Hz. Peygamber’in geçmiş toplumlardan yaptığı bir başka anlatım da yüz kişinin katili olmuş adamdır. Bu adam yüz kişiyi öldürmüş ama yaptıklarına pişmanlık duymaya başlamıştır. Tövbe etsem acaba affedilir miyim, diye bir bilgine sorar. O da Allah ile kul arasına kimsenin giremeyeceğini, günahın her türlüsünün Allah tarafından affedilebileceğini söyler ve ekler, bulunduğun çevreni değiştirmeli, iyi insanların arasına karışmalısın. Adam içten bir yakarışla tövbe eder ve çevresini değiştirmek üzere bulunduğu yerden uzaklaşır. Yolda ölür ve ruhu rahmet melekleri tarafından alınarak iyi ruhların yanına çıkartılır.[10]
Tarihte yaşanmış bu olayı aktarmak suretiyle Allah Resûlü şu mesajı vermek istemiştir: “Kişi ne kadar günahkâr olursa olsun, eğer yaptıklarına pişmanlık duymuş ve hatalarından kesin bir kararla dönmüşse affedilir.”
Kur’ân’da geçmişte yaşamış müminlerin çektiği eziyetler anlatıldığı gibi hadislerde de çekilen bu eziyetlere yer verilmiştir. Mekke günlerinde Müslümanların çektiği eziyetlerden bitap düşen ve bu durumdan bir çıkış yolu arayan sahabeden bazı kimseler, Hz. Peygamber’in yanına gelerek bu eziyetin ne zaman biteceğini sormuşlar. Peygamber Efendimiz, bu günlerin geçeceğini ve sıkıntıların yakında biteceğini söyledikten sonra geçmiş toplumlarda iman etmiş kimselerin etlerinin demir taraklarla kemiklerinden ayrıldığını, testerelerle vücutlarının ikiye bölündüğünü anlatmıştır.[11]
Resûlü Ekrem, işkencelere dayanma gücü kalmayan sahâbeye önce yakında bunlar bitecek, diyerek müjde veriyor ardından geçmiş dönemlerden aktardığı bu bilgiyle arkadaşlarına biraz daha sabretmelerini tavsiye ediyordu.

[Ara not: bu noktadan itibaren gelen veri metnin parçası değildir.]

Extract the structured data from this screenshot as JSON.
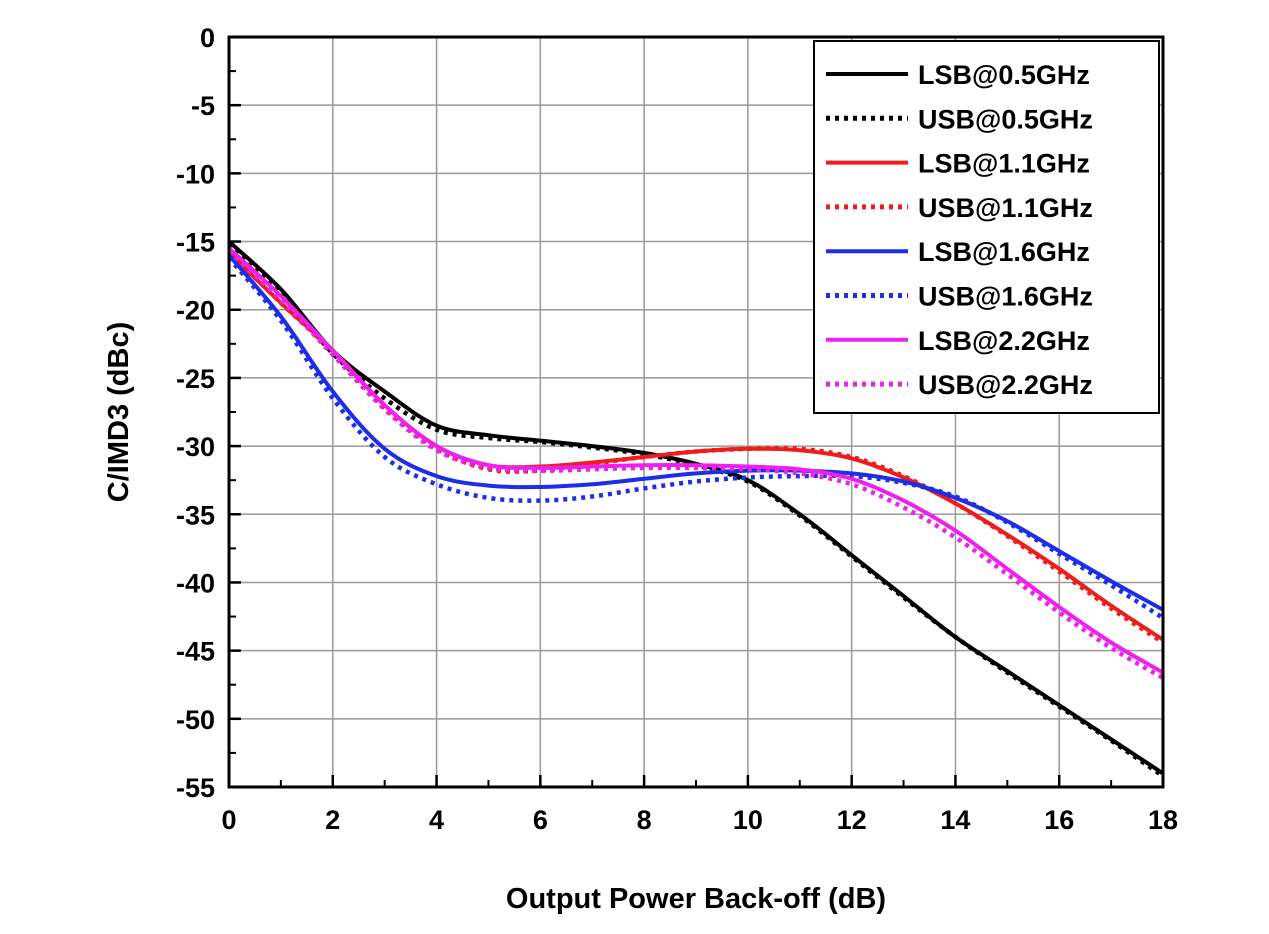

Hadislerde bunlara benzer daha birçok örnek bulunmaktadır. Bu durum bize dini kaynakların tarihle olan bağını göstermektedir. Böylece geçmişte yaşanan olumlu ya da olumsuz hadiseler üzerinden muhatabına farklı yönlerden mesajlar ulaştırma gayesini taşımaktadır. Bu sayede geçmişte yaşanmış olumsuzluklardan ibret alınarak aynı hatalara düşülmesi önlenecek, olumlu hadiselere dikkat çekilerek de bu tutum ve davranışlar teşvik edilmiş olacaktır.
[1] Yûnus 10/5.
[2] Buhârî, “Hac”, 132; Müslim, “Kasâme”, 29.
[3] “Biz sana onların başından geçenleri gerçeğe uygun olarak anlatıyoruz…” (Kehf 18/13). “İman eden bir topluluk için Mûsâ ile Firavun’un haberlerinden bir kısmını gerçek şekliyle sana anlatacağız.” (Kasas 28/3)
[4] Tahrîm 66/12; Kasas 28/23, 25.
[5] Yûsuf 12/111.
[6] Ebû Dâvûd, “İlim”, 11.
[7] Bkz.: Burûc Sûresi.
[8] Rivayetin tam metni için bkz. Müslim, “Zühd”, 73.
[9] Rivayetin tam metni için bkz.: Buhârî, “Büyû’”, 98; Enbiyâ 53/21; Müslim, “Zikir”, 100.
[10] Tam Metin için bkz.: Buhârî, “Enbiyâ”, 54; Müslim, “Tevbe”, 46.
[11] Rivayetin tam metni için bkz.: Buhârî, “Mekâkıb”, 25; Ebû Dâvûd, “Cihâd”, 97.